Entretanto el detective hablaba apresuradamente con el señor Calton.

—La única persona que puede probar que el señor Fitzgerald estaba aquí entre la una y media y las dos de la madrugada —señaló, seguidamente— es Sal Rawlins, pues parece que todos los demás estaban ebrios o dormidos. Como parece que se ha unido al Ejército de Salvación iré a las barracas a primera hora de la mañana y la buscaré.

—Espero que la encuentre —contestó Calton, dando un largo suspiro—. La vida de un hombre dependerá de esa prueba y lo que ella declare.

Antes de salir, Calton le ofreció unas monedas de plata a Abuela Raterilla, que la anciana acogió codiciosamente.

—Presumo que se las beberá —dijo el abogado, retrocediendo ante ella.

—Es mu’posible —replicó la anciana, con una mueca de repulsión, atando el dinero a un pedazo de su vestido que había arrancado para este propósito—. M’iré p’al bar, eso haré, porqué’s el único placer que tengo n’esta vía, mardita sea.

La visión del dinero tuvo un efecto positivo en su carácter, pues sujetó la candela en lo alto de la escalera mientras bajaban, para que no se rompieran el cuello. Cuando llegaron al piso bajo vieron que la luz desaparecía y oyeron a la mujer enferma canturrear La última rosa del verano[55].
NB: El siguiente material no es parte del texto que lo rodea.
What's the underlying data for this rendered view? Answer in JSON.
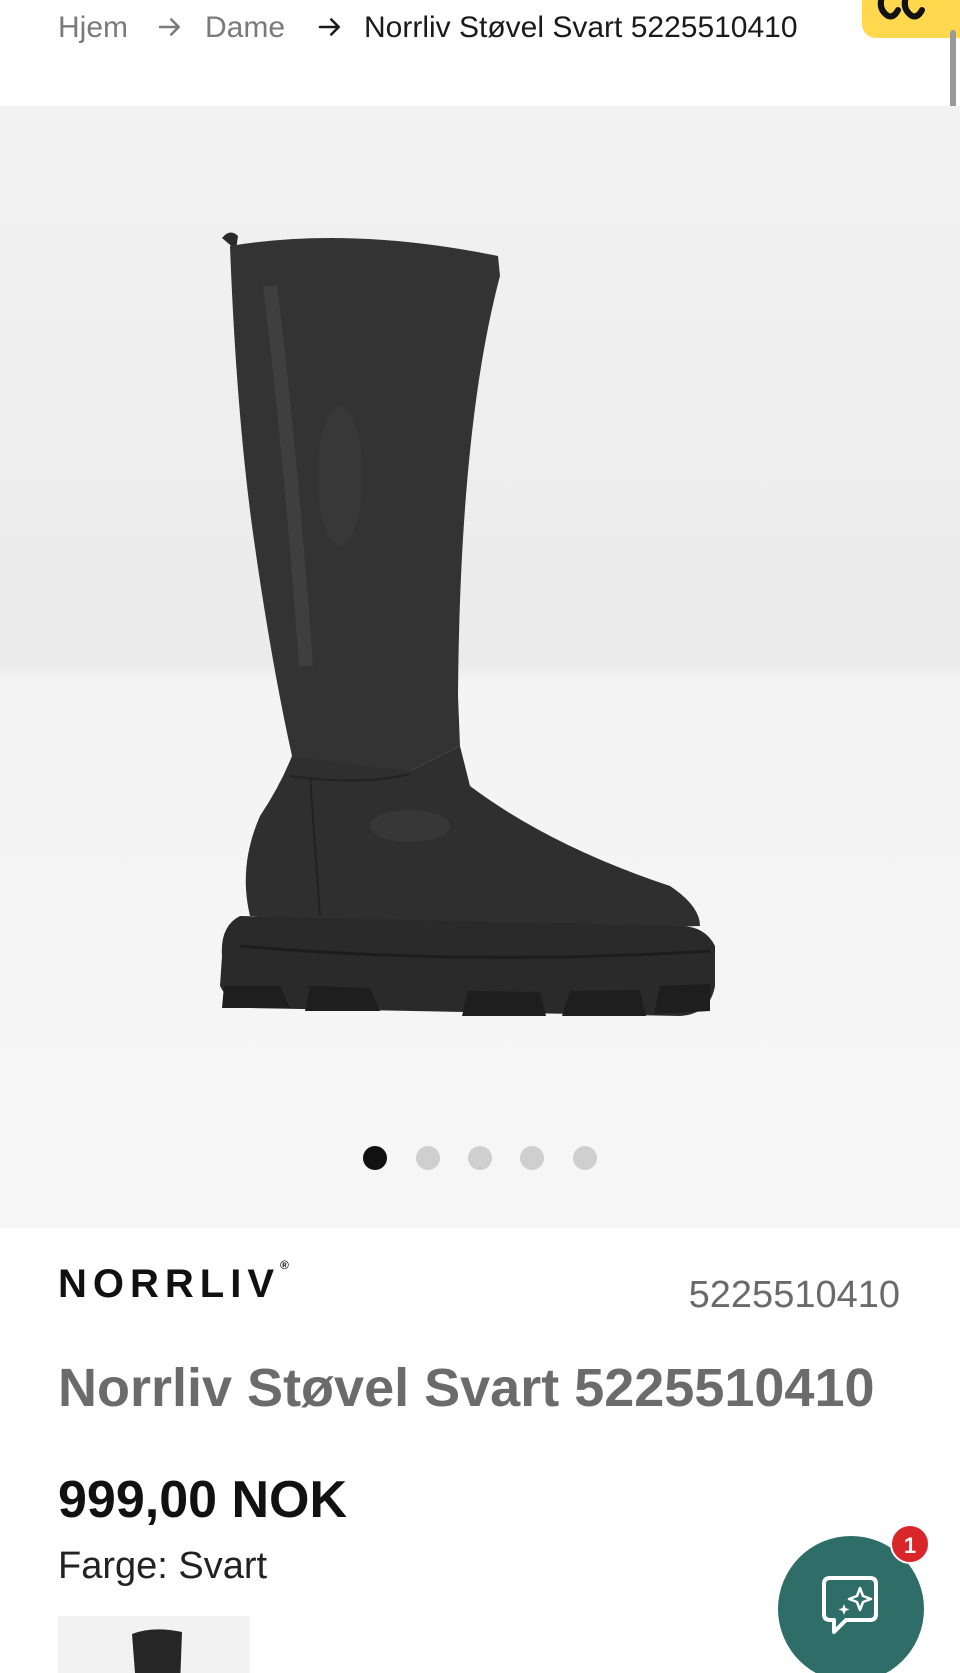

La puerta de la calle estaba abierta, y tras caminar a tientas a lo largo del sombrío pasadizo evitando sus trampas, se encontraron al aire libre.

—Gracias a Dios —dijo Calton, quitándose el sombrero y exhalando un largo suspiro—. ¡Gracias a Dios estamos a salvo fuera de esa guarida!

—En todo caso, nuestro viaje no ha sido en vano —dijo el detective, mientras caminaban—. Hemos descubierto dónde estuvo el señor Fitzgerald la noche del asesinato. Se salvará.

—Eso dependerá de Sal Rawlins —contestó Calton, con seriedad—. Pero vamos; tomemos un vaso de brandy. Me siento realmente mal después de la experiencia en ese tugurio.